Our family had owned a nursery just down the street but lost it in a legal battle after my grandfather died just one month before I was born. It may have become my calling had we kept it. My family is from Ireland. They had all worked in nurseries, farms, or factories before coming over here and then sought this work when they arrived in the US. For the past few years, I’ve been using found and altered stencils from these professions, and from the home as the ultimate symbol of immigration, to explore my family background and relationships. The mark making of the stencil forms a kind of language for me and creates what I consider to be conversations on the canvas or page. I purposely choose fast-drying media such as wax, spray paint, or water-based media with the stencils so I can replicate the pace of a conversation. At times, using this mark-making with the stencils made it feel like I was in a game of Telephone with my ancestors - each passing a bit of information down to me, symbolically or even genetically, but ending up with a different message and story at the end of the process. It was as if they were passing down information, and with each use of a stencil or tracing of it, a different story would emerge. In this way, I felt like I was exploring the epigenetics of my own lineage, the factors beyond the genetic code, and wondering about the fact I inherited a genetic connective tissue disease.
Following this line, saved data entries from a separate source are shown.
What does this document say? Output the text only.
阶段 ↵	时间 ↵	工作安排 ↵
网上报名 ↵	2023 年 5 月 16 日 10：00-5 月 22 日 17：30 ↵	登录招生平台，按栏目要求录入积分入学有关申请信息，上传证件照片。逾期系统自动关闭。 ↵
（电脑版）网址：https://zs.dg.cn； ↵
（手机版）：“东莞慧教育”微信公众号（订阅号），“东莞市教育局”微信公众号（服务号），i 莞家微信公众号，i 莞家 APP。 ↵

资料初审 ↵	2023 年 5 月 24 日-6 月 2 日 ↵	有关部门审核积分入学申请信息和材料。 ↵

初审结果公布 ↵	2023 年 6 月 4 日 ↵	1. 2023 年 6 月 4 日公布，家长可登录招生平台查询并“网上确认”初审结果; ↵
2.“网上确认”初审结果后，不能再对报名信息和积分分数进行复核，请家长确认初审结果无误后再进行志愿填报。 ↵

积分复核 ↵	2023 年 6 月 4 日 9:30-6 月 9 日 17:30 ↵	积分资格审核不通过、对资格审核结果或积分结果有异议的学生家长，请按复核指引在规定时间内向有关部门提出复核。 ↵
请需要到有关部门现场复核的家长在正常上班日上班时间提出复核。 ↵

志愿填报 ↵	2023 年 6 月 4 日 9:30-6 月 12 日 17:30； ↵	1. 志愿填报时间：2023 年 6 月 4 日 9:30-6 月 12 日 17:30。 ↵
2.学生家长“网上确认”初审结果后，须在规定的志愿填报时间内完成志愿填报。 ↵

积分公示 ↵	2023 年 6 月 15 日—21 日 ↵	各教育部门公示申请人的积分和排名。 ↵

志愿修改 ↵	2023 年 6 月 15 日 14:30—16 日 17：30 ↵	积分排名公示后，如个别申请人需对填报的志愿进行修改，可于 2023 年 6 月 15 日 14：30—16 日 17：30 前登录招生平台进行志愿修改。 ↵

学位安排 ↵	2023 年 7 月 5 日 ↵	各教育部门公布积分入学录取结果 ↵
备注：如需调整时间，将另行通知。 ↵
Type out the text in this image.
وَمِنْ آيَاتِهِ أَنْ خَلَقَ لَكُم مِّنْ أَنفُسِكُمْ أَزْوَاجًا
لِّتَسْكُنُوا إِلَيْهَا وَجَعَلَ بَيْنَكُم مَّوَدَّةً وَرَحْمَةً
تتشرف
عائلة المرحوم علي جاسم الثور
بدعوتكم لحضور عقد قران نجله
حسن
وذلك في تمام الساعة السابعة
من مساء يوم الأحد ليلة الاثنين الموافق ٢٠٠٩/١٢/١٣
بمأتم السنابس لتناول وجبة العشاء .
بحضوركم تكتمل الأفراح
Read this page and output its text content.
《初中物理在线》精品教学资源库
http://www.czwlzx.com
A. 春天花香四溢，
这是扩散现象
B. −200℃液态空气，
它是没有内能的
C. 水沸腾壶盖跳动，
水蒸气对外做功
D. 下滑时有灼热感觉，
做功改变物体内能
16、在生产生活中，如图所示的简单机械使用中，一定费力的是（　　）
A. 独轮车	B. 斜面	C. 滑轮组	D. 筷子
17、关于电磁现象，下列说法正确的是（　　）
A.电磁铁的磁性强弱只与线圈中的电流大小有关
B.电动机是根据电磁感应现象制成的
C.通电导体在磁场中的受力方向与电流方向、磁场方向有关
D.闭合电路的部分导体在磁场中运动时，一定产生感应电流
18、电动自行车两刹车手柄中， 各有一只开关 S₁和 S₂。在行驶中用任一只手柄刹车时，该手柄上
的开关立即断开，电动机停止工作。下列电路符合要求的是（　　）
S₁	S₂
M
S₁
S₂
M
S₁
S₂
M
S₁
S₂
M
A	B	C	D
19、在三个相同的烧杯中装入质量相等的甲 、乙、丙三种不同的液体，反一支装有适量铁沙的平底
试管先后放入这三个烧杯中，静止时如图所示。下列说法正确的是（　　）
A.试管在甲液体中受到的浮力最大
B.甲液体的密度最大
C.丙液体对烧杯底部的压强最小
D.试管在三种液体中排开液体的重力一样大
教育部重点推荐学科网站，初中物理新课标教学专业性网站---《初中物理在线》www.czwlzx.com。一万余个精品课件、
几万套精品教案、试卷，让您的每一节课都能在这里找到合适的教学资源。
In this recent body of work, I’ve returned to the nursery tray stencils and added the die-cut image of a bakery box as a new symbol from a stencil. I have fond memories of being at the bakery and receiving a treat wrapped up in a little white box with a red and white string; sometimes, I even received these treats after visiting the cemetery. In this work, I am exploring the sense of loss and grief that comes from losing your mother or losing a child. My own mom was dealing with the loss of her father just a month before I was born, and I was dealing with hers right before my own son was born. A few years later, I would lose my identical triplet daughters. Perhaps, it is the 18-year mark of her loss and my own child growing up and nearing adulthood at the same time, that brought this new wave of work. These cycles of life and death, ever-present on a farm or in a nursery, resonate in this current moment. I imagine the conversation that could’ve happened between the generations through these marks and layers.